Belief

“Man can be compelled to do a good many things. There are a good many other things he can do in a halfhearted fashion, as it were, against his will. But belief can never be halfhearted. One can believe only if one wishes to. Perhap the credibility of a given person will be revealed to me so persuasively that I cannot help but think: It is wrong not to believe him; I “must” believe him. But this last step can be taken only in complete freedom, and that means that it can also not be taken. There may be plenty of compelling arguments for a man’s cedibility; but no argument can force us to believe him.

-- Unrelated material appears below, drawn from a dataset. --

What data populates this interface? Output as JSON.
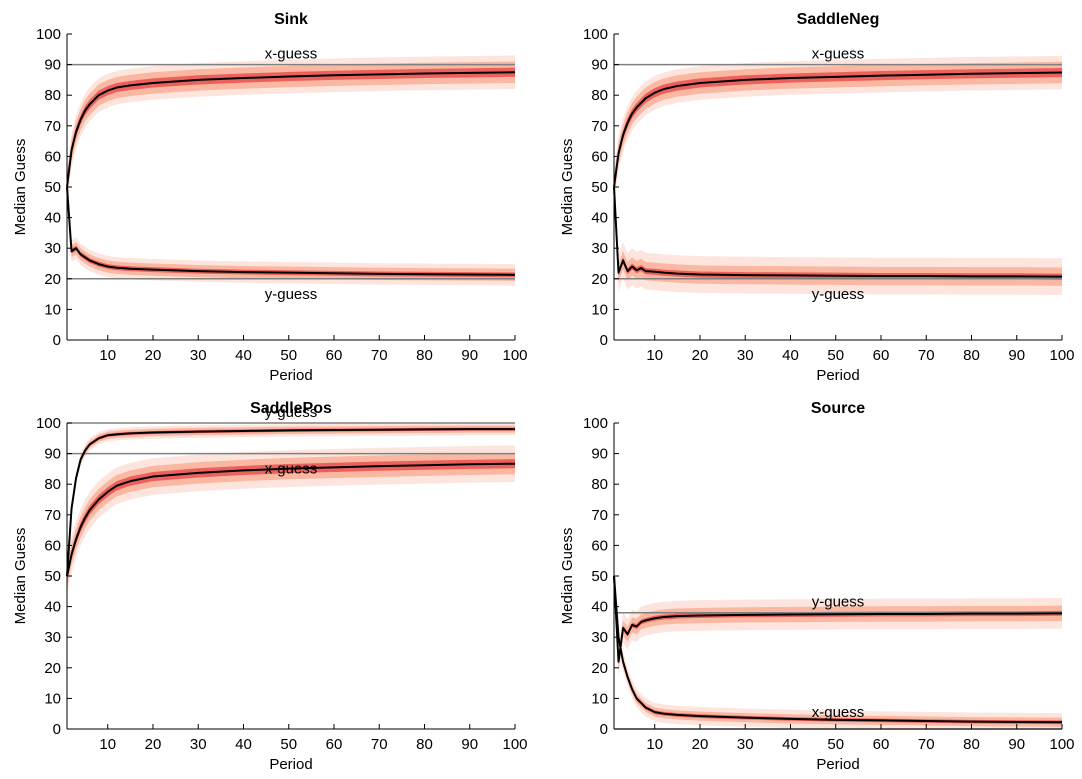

The unanimity of statements on this point is astonishing; and the agreement ranges all the way from Augustine and Thomas to Kierkegaard, Newman and Andre Gide. Augustine’s phrase from the Commentary on John is famous; “Nemo credit nisi volens”: No one believes except of his own free will. Kierkegaard says that one man can do much for another, “but give him belief, he cannot”. Newman is forever stressing, in one guise or another, the one idea that belief is something other than the result of a logical process; it is precisely not “a conclusion from premises”. “For directly you have a conviction that you ought to believe, reason has done its part, and what is wanted for faith is, not proof, but will.” And Andre Gide? In the last jottings he published after his Journals we may read these sentences: “There is more light in Christ’s words than in any other human word. This is not enough, it seems, to be a Christian: in addition, one must believe. Well, I do not believe.” Taken all together, these statements obviously mean the following: It is one thing to regard what someone else has said as interesting, clever, important, magnificent, the product of genius or absolutely “true”. We may feel compelled to to think and say any and all these things in utter sincerity. But it is quite a different matter to accept precisely the same statements in the way of belief. In order for this other matter, belief, to come about, a further step is necessary. A free assent of will must be performed. Belief rests upon volition” (Josef Pieper, Faith, Hope, Love, p 35-36).